The Academy’s timing couldn’t be more relevant to the public discourse about ‘de-colonization’ of academic institutions. Symbolically, as The Inspiration Academy programme was launched, students around the country have been demonstrating. Skelenge and her team hope to establish a new kind of university, re-inventing academia as a free space of knowledge traffic tailored to its environment. In the proposal, designed with partnering art curators, she states, “the project re-imagines schools and community centres, providing all classes and ages the opportunity to sit in a dream classroom. We use multi-disciplinary art to express contemporary notions and narratives of knowledge traffic in society”.

Skelenge’s dream for many years was “to bring Obs to Khayelitsha. Why should people drive so far from the townships to listen to good live music, or to have an interesting conversation with like-minded artists?”, is her view.

To address this vision she started with a tent in a backyard in Khayelitsha, hosting DJs, poetry, live music, homemade food and second-hand clothes sales. The mini-festivals called Trending Khalture became popular and drew a local crowd, and guests from the CBD also started coming to Khayelitsha. Then she saw an advert for a tavern to let in the new business square in Harare section of Khayelitsha. At first she did not get the contract, but a year later she got a call – inviting her to submit again. With no budget or plan, yet with huge ambition and a supportive crowd of friends she now looks back and smiles with what the place turned out to be.

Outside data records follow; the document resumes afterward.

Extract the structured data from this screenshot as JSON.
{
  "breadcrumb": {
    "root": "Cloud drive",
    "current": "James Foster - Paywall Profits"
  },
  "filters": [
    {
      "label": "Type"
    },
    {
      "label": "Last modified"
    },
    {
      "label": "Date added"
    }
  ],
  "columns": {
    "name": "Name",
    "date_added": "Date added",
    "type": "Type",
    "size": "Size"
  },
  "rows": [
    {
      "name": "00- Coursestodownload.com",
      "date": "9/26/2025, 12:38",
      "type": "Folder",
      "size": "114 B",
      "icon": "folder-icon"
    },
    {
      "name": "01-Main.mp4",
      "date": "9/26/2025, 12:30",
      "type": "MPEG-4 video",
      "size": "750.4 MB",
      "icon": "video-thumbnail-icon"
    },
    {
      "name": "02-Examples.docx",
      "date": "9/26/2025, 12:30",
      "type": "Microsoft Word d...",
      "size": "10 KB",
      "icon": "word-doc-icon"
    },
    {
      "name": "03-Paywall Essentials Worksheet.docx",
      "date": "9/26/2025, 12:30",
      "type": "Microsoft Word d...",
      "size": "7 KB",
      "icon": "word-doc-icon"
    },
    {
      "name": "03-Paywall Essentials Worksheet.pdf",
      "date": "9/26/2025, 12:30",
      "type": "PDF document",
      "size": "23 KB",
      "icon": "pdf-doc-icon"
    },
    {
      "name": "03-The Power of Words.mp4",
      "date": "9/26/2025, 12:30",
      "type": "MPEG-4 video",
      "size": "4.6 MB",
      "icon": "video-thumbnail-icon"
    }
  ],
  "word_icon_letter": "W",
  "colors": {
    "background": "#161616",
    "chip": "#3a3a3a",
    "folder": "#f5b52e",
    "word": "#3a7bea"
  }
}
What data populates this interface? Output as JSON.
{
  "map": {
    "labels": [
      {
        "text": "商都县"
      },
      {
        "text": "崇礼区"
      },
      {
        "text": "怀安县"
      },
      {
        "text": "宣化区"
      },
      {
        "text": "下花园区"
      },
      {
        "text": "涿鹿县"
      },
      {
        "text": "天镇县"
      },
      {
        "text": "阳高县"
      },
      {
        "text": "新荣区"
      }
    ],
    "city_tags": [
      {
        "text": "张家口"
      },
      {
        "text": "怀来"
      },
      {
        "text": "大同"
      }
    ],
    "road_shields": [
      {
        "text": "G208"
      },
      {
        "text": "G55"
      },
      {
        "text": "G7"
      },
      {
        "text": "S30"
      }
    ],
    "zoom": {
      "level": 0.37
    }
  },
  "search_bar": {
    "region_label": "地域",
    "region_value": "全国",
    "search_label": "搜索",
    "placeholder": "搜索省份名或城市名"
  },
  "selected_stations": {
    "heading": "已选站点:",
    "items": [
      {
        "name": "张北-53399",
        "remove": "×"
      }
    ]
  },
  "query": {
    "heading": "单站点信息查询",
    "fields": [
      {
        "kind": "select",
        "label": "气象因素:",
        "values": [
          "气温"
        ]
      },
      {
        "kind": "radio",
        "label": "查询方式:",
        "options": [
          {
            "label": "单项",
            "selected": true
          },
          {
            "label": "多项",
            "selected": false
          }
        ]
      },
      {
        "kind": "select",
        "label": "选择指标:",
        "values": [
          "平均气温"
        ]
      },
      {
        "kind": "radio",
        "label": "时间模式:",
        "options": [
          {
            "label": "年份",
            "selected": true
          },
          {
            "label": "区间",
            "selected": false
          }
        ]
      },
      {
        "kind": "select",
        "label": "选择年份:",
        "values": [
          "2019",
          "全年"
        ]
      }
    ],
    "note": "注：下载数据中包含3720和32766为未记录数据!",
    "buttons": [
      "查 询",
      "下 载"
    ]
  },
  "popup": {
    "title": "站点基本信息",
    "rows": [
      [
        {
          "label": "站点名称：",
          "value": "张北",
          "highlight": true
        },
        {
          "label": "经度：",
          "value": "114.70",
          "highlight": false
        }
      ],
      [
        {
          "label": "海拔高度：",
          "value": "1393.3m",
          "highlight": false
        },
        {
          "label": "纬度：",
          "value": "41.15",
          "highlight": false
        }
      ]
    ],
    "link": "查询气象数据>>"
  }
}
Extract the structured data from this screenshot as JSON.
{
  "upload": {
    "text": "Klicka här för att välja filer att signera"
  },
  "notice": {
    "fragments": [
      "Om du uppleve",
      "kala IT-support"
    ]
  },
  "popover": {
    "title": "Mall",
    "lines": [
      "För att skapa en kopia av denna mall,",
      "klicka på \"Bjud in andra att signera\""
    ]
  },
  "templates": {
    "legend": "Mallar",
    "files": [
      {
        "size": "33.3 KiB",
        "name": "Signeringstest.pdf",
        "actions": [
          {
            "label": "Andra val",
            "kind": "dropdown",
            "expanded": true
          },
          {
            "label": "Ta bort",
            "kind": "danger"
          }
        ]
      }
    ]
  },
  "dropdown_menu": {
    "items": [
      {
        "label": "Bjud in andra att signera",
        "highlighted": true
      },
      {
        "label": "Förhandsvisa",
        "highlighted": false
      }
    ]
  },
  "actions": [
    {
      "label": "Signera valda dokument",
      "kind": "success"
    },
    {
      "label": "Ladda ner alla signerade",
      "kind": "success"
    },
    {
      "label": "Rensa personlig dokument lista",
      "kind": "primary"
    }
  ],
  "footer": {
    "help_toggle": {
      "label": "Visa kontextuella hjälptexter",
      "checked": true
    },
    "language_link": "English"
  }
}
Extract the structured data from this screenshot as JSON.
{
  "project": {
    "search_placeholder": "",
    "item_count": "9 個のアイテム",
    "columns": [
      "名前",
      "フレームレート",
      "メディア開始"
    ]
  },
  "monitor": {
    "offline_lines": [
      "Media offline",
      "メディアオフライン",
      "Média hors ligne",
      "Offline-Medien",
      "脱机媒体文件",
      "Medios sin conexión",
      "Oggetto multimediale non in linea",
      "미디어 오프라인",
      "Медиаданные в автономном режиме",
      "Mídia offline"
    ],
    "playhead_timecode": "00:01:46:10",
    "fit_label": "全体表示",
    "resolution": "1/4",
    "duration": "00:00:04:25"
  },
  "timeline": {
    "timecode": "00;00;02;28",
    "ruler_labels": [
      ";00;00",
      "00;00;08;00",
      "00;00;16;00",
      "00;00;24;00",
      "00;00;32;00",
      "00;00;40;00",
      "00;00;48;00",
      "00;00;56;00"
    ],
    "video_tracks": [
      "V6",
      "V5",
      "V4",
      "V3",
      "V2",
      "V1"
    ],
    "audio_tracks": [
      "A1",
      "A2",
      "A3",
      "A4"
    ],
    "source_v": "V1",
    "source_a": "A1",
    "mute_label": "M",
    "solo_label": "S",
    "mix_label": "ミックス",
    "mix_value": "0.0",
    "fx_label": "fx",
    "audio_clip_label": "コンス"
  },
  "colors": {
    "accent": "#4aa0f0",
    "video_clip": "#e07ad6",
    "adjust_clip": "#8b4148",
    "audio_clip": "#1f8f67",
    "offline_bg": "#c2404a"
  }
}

She opened the restaurant Moholo LiveHouse in 2014, naming it in honour of drumming legend Moholo-Moholo. Since, countless cultural events have taken place at Moholo LiveHouse. To make it sustainable and pay the rent, she knocked on many doors – for potential sponsors, asking for kitchen equipment donations, or offering cultural institutions to partner and looking for governmental collaboration. Dozens of unanswered e-mails piled up in her sent items folder, but finally she saw a response from UCT that buys her one month grace and hope for more support to follow.

“We are rethinking the relationship between public art and place in Cape Town”, adds Skelenge. “Our project will pioneer another direction, where an exciting new happening is taking place in a township. The same goes for our audience – we address the locals, not the tourists, who are welcome, but not targeted. Khayelitsha becomes a centre of creation, not duplication. The power balance with the historic/economic centre of Cape Town CBD shifts”.